Hausgemachte Konkurrenz

Europaweit aber entstehen Studiengänge, die zwar mit dem MBA abschließen, aber sich auf einzelne Bereiche der BWL oder einzelne Branchen spezialisieren – also eben nicht generalistisch sind. Indem sie immer mehr solcher spezialisierter Programme – etwa für die Luxusbranche, für das Gesundheitswesen, für Marketing oder Rechnungslegung – auf den Markt bringen, schaffen sich die Business Schools selbst Konkurrenz. Das drückt die Preise und senkt den Wert des Abschlusses.

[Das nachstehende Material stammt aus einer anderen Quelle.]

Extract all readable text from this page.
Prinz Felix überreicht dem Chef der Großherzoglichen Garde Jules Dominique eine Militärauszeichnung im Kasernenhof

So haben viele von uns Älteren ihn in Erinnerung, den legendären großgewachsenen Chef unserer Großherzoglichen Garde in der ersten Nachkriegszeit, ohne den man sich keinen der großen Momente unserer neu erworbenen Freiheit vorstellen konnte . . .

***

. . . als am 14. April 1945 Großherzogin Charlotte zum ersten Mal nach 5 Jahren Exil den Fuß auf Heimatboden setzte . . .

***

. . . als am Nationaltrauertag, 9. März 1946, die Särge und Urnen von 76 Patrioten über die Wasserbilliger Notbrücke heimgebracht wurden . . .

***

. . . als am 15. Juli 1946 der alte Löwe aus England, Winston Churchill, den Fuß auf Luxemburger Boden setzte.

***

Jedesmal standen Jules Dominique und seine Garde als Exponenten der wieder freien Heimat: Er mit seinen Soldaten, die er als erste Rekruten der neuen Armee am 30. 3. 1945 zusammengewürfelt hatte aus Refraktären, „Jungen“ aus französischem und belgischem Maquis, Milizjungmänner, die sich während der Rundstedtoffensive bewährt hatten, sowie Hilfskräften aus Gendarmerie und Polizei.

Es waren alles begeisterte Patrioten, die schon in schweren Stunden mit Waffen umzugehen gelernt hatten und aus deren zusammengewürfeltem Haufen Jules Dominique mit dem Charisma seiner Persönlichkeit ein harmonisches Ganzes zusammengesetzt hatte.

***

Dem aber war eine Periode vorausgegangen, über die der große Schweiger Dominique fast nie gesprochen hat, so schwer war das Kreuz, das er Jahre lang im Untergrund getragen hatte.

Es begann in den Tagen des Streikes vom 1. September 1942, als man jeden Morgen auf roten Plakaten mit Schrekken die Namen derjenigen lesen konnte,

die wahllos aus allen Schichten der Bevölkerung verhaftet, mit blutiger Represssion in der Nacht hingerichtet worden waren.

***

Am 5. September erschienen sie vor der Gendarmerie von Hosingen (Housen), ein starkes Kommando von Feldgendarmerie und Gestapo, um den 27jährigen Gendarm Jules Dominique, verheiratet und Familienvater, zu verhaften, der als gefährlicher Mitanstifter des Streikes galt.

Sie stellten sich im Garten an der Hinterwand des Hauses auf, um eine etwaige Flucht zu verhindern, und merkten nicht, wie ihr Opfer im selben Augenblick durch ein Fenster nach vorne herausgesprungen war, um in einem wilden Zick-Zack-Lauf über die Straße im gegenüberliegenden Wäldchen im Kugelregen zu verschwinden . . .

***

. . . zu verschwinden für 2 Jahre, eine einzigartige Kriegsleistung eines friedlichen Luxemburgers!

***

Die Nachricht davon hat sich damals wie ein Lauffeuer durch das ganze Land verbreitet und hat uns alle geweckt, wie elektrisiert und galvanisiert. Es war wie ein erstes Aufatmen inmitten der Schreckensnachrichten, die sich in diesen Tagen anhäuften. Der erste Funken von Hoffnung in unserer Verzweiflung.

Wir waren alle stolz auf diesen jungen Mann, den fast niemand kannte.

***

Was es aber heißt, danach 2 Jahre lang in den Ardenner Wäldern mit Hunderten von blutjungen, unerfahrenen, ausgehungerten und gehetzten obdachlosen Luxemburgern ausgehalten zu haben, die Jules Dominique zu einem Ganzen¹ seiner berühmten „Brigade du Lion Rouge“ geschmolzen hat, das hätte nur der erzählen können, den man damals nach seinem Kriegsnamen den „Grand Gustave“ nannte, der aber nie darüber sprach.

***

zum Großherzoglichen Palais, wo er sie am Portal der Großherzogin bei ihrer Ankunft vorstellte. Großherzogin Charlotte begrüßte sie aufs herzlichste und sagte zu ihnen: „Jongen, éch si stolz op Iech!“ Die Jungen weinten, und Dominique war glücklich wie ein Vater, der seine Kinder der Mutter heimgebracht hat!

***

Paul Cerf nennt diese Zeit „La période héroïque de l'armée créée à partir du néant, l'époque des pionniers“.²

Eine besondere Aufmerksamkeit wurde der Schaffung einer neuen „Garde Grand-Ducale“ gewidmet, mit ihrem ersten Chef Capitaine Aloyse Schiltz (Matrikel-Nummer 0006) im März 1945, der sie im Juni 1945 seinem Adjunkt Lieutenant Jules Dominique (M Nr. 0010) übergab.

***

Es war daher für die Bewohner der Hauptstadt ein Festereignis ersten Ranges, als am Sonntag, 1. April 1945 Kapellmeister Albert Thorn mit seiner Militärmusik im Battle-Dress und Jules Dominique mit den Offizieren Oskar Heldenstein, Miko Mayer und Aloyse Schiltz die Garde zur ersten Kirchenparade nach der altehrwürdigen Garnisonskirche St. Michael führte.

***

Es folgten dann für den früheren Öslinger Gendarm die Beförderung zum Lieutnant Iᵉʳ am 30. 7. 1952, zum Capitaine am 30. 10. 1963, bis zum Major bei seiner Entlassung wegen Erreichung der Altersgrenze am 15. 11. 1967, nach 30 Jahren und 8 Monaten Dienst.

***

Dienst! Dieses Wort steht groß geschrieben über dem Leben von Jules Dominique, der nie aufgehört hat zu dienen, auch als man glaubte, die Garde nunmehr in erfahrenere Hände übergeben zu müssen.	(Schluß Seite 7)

„Günstiger und mit geringeren Zulassungshürden“, als der MBA sie hat, beurteilt Eric Cornuel, der das EFMD leitet, diese Studiengänge. „Die Zunahme verschiedener MBA-Formate könnte das Image der Programme verwischen und den Markenwert schwächen.“ Aber nirgendwo sind die Spezialprogramme so beliebt wie in Deutschland. „Auffällig ist der Anteil der Programme mit einer Spezialisierung. Er liegt wesentlich höher als im Ausland“, schreibt Detlev Kran, Autor des „MBA-Guides“ zum deutschen Markt.